Genebase.com: how I learn how to swim
Personally, I have few stories to tell about my father. His life was an enigma to me. I know little of what he did for recreation, his religious belief or even about what moved him. However, one incident that does stand out is the first time I saw the Ocean.
I was about 4 years old. I remember Nassau seeming big and grand. I remember down town seeming far. And I remember Long Warf being clean with sand for miles.
I vaguely remember how we got to the beach. I assume we caught the bus, as walking would have taken forever. I remember seeing wooden sloops anchored off in the distant. Years later I would learn that they were Haitian boats, here to trade. I remember them being painted brightly; bright red bottoms with blue trims and yellows.
I remember being proud that day. Oddly, when I reflect back, I still feel a sense of pride. It was my day out with my dad. It was a special day. He wanted to teach me how to swim.
I remember always swiming in the bathtub at home. Wasting water they use to call it.
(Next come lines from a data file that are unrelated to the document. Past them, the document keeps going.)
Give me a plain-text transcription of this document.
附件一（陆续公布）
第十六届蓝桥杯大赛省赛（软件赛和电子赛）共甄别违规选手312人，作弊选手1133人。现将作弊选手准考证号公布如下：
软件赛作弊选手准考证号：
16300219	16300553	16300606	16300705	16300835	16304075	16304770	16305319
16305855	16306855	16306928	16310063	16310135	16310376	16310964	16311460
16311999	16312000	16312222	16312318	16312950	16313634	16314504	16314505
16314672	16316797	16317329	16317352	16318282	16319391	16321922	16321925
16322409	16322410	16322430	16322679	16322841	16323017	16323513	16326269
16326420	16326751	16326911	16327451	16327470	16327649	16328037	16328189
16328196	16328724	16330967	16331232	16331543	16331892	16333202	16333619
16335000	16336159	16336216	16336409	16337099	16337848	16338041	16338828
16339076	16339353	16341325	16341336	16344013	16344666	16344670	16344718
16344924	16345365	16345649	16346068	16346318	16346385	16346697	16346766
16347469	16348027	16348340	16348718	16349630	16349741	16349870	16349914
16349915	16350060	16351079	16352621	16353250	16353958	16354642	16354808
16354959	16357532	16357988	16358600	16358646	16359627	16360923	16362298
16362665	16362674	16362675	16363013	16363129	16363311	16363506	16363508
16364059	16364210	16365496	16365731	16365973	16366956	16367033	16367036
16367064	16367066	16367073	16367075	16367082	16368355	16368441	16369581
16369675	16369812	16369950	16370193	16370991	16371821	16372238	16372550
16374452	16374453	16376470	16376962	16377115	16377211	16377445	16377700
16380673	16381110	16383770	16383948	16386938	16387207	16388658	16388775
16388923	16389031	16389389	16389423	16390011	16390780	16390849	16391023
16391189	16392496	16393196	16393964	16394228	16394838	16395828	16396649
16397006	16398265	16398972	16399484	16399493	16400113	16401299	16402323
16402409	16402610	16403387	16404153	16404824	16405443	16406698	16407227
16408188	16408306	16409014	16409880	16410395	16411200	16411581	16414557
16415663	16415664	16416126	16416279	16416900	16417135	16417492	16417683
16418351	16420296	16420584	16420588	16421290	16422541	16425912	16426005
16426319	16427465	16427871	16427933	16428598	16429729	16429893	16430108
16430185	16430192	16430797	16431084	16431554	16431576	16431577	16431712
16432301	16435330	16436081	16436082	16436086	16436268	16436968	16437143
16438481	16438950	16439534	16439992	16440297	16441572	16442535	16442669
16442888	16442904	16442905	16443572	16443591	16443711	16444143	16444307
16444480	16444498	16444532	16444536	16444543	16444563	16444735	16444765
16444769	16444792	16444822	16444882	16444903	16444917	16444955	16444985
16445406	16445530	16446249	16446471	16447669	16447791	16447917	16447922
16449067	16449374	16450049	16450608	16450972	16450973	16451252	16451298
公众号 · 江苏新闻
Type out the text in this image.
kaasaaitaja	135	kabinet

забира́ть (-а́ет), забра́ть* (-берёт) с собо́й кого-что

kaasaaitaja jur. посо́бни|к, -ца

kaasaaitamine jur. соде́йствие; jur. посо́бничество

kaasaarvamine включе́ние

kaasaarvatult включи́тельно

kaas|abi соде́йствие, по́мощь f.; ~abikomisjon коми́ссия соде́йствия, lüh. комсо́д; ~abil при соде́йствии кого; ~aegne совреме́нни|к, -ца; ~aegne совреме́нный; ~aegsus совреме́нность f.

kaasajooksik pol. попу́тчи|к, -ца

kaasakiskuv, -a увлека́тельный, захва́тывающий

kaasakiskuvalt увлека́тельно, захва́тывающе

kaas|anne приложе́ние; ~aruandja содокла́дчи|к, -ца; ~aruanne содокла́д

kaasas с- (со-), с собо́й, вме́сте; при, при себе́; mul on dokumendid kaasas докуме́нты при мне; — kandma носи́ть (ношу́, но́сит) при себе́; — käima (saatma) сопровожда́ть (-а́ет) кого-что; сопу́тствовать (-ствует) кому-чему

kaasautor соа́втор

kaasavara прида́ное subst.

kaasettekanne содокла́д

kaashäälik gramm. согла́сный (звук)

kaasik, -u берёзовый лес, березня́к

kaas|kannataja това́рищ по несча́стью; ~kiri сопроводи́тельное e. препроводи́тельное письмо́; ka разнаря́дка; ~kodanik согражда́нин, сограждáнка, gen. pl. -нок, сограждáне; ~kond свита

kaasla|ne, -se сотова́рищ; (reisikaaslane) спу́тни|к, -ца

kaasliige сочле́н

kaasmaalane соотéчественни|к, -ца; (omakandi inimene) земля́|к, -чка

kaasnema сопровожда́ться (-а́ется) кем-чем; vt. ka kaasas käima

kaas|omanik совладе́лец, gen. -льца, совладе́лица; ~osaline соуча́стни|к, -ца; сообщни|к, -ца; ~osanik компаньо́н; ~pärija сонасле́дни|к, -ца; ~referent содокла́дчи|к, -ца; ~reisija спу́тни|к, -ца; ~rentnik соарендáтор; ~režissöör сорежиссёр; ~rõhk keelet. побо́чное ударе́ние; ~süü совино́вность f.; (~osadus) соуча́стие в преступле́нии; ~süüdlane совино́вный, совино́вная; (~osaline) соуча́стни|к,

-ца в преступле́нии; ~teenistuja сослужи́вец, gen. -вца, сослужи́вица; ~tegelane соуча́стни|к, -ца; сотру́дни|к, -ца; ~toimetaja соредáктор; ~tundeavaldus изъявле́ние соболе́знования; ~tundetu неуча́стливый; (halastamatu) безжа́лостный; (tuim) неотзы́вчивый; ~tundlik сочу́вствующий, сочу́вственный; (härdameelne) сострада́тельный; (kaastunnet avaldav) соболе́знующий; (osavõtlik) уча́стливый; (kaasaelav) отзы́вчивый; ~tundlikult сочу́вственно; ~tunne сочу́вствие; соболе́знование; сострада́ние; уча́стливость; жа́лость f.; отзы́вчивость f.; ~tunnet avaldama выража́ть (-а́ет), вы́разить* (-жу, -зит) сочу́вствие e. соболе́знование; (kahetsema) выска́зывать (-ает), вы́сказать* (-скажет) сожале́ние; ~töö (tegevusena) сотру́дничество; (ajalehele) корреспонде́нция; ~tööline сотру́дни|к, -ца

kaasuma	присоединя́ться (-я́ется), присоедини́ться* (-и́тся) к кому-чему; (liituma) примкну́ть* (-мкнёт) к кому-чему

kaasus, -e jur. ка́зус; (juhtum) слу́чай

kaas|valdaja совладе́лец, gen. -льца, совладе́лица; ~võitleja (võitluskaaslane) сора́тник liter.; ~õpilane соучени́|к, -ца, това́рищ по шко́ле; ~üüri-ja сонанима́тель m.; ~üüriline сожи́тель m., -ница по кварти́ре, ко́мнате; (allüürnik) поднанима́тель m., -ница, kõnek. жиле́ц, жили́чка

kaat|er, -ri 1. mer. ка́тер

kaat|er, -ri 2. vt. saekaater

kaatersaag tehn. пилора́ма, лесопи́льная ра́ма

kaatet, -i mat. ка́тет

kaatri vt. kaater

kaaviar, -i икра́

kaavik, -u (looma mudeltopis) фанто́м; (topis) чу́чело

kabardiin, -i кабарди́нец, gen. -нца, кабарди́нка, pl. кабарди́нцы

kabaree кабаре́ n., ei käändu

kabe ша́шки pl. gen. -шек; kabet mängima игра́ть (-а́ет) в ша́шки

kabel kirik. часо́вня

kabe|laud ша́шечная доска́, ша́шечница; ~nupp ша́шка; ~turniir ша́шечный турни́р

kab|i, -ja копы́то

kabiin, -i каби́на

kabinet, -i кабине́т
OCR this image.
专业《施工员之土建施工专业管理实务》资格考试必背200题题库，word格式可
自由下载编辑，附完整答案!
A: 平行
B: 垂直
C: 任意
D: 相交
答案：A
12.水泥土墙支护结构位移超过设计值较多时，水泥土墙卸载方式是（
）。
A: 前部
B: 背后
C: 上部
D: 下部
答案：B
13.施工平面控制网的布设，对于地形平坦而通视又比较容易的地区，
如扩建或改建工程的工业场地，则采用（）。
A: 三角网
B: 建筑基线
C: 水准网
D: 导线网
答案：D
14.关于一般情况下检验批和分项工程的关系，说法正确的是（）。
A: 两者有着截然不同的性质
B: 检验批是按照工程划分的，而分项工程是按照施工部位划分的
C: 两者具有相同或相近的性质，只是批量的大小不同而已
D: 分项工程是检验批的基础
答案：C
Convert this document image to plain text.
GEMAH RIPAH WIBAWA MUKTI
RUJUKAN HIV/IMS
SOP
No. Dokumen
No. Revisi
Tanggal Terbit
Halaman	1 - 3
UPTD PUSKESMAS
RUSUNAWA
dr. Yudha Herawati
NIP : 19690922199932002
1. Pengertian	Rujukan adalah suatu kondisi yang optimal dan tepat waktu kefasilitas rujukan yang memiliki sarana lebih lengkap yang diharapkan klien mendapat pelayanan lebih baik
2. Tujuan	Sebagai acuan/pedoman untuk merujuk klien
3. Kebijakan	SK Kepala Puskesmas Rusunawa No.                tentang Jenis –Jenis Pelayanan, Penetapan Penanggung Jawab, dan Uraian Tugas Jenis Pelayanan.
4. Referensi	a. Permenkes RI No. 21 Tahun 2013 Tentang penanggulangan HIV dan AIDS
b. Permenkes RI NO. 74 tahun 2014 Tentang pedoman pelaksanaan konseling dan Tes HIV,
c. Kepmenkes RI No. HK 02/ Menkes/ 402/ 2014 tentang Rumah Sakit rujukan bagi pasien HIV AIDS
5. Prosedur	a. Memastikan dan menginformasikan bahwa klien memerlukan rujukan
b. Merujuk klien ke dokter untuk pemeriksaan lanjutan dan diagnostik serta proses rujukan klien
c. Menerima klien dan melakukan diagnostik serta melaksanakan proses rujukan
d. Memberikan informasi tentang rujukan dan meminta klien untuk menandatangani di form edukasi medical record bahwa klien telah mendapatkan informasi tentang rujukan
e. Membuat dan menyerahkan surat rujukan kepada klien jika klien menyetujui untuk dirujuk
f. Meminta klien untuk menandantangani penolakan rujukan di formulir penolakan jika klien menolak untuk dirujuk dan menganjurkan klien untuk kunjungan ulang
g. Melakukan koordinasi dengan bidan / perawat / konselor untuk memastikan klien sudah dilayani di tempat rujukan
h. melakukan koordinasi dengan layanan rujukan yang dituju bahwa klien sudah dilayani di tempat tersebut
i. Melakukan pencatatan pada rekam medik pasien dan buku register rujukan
My mother always recant stories about how I use to put my head under the bathtub’s water and hold my breath for long periods of time. But this outting with my father was the first time that I actually seen the deep blue. I was amazed.
I can still remember him taking of his shirt and mine. I even can vaguely remember the conversation. Impressive aye? I just bad like that I guess. I tend to remember a lot of useless stuff. Anyway, the proudest moment I remember was when my father jumped into the water and swam to the wooden sloops and touch one of them. To me he was like superman with out the cape. I remember the sloops being near the wall at Arawak Cay. I remember the water being deep. I remember him not putting his head in the water as he swam, zoning in on this target. And I remember it being my time.
Yeah right. I remember being a quiet child. Not asking too many questions, just sucking my thumb and observing. I remember my father asking, “you see that now you do it.” Amazingly, I remember looking straight in his face and staring blankly without saying a word; yet thinking ‘this man must think I am stupid, that water deep.’
I remember being waist deep in the water watching him swim. Waist deep in the water talking to him while he propelled his hands in a swimming motions showing me what I must do. And I remember being oddly silent as I watched him. Then, I remember him swiftly lifting me up without warning and flinging me into the deep ocean. Later, I found that this is how he learnt how to swim. I remember sinking to the bottom of the water, hitting sand, eyes wide open, not panicing but watching.
I remember holding my breath and I remember thinking: I remember thinking to myself I aint ga move. I ga stay right here until he save me. And that I did. It must have been at least 12 seconds I stayed under water. Impressive I think for a 4 year old. Nevertheless, my father realizing that I was not swiming, nor attempting to swim, but actually doing nothing, just laying flat beneath the ocean, waiting on him to do something, panic and saved him. I wonder now if I had drown how would he have explained that to my mother.
Anyway, I remember him finally yucking me out, asking if I am alright, wiping my face and me silently nodding my head and saying, I was holding my breath waiting on you to save me.
And this was how I did or did not learn how to swim.